Chipotle Mexican Grill Inc. will pay $25 million to resolve criminal charges related to the company’s foodborne illness outbreaks that sickened more than 1,100 people between 2015 and 2018, according to the Department of Justice.
The Newport Beach, California-based company agreed to a three-year deferred prosecution agreement that will allow it to avoid conviction if it complies with an improved food safety program. Chipotle also agreed to pay the $25 million criminal fine, which DOJ says is the largest ever in a food safety case.
DOJ officially charged the restaurant chain in federal court in Los Angeles with adulterating food in violation of the Federal Food, Drug, and Cosmetic Act.
“This case highlights why it is important for restaurants and members of the food services industry to ensure that managers and employees consistently follow food safety policies,” said Assistant Attorney General Jody Hunt of the DOJ’s Civil Division.
The charges stem in part from incidents related to outbreaks of norovirus, a highly infective pathogen that easily can be transmitted by food workers handling ready-to-eat foods and their ingredients. Norovirus can cause severe illness, including diarrhea, vomiting, nausea, and stomach pain.
Chipotle was implicated in at least five foodborne illness outbreaks between 2015 and 2018 connected to restaurants in the Los Angeles area, Boston, Virginia, and Ohio. These incidents primarily stemmed from store-level employees’ failure to follow company food safety protocols at company-owned restaurants, including a Chipotle policy requiring the exclusion of employees who were sick or recently had been sick, according to the court documents.

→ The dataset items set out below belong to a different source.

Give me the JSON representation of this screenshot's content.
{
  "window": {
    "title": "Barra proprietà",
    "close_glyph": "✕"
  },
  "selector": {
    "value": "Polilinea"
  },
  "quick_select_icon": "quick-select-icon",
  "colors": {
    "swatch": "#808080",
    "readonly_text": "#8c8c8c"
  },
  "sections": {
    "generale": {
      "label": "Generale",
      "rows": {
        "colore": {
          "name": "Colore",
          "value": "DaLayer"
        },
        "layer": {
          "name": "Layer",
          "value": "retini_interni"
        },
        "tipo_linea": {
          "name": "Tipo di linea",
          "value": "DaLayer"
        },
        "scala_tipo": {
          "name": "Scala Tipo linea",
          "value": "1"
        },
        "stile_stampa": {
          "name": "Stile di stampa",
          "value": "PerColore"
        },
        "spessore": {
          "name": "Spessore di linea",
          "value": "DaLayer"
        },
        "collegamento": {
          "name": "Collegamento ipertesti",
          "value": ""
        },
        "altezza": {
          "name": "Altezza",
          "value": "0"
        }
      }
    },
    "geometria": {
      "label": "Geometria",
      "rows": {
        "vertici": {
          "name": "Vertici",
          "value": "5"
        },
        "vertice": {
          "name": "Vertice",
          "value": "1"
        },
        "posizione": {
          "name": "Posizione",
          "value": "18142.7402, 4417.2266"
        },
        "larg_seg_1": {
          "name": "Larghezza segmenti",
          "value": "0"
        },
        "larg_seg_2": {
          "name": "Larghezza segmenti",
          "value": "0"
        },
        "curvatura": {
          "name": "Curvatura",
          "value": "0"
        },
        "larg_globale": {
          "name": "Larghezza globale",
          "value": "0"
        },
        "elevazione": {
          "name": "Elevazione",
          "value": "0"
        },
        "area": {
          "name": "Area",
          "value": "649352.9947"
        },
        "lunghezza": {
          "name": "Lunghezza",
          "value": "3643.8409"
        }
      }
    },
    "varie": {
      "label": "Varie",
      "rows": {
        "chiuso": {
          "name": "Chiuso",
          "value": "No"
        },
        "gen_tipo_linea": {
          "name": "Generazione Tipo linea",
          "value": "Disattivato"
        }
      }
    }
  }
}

For example, in August 2015, 234 consumers and employees of a Chipotle restaurant in Simi Valley, California reported becoming ill. Although company policies required the restaurant to report certain employee illnesses to Chipotle safety officials and to implement enhanced food safety procedures, the restaurant did not pass along information regarding an ill employee until multiple consumers already had reported being sick.
In December 2015, a norovirus incident at a Chipotle restaurant in Boston sickened 141 people. According to the DPA, that outbreak likely was the result of an ill apprentice manager who was ordered to continue working in violation of company policy after vomiting in the restaurant. Two days later, the same employee helped package a catering order for a Boston College basketball team, whose members were among the consumers sickened by the outbreak.
In July 2018, approximately 647 people who dined at a Chipotle restaurant in Powell, Ohio reported illness related to Clostridium perfringens, a pathogen that grows rapidly when food is not held at appropriate temperatures. The local health department found critical violations of local food regulations, including those specific to time and temperature controls for lettuce and beans.
According to the court filings, some store-level Chipotle employees from the 2015 to 2018 time period reported inadequate staffing and food safety training. Employees also reported pressure to work while sick, even though that was against Chipotle’s sick-exclusion policies.
Chipotle has agreed to develop and follow an improved food safety compliance program.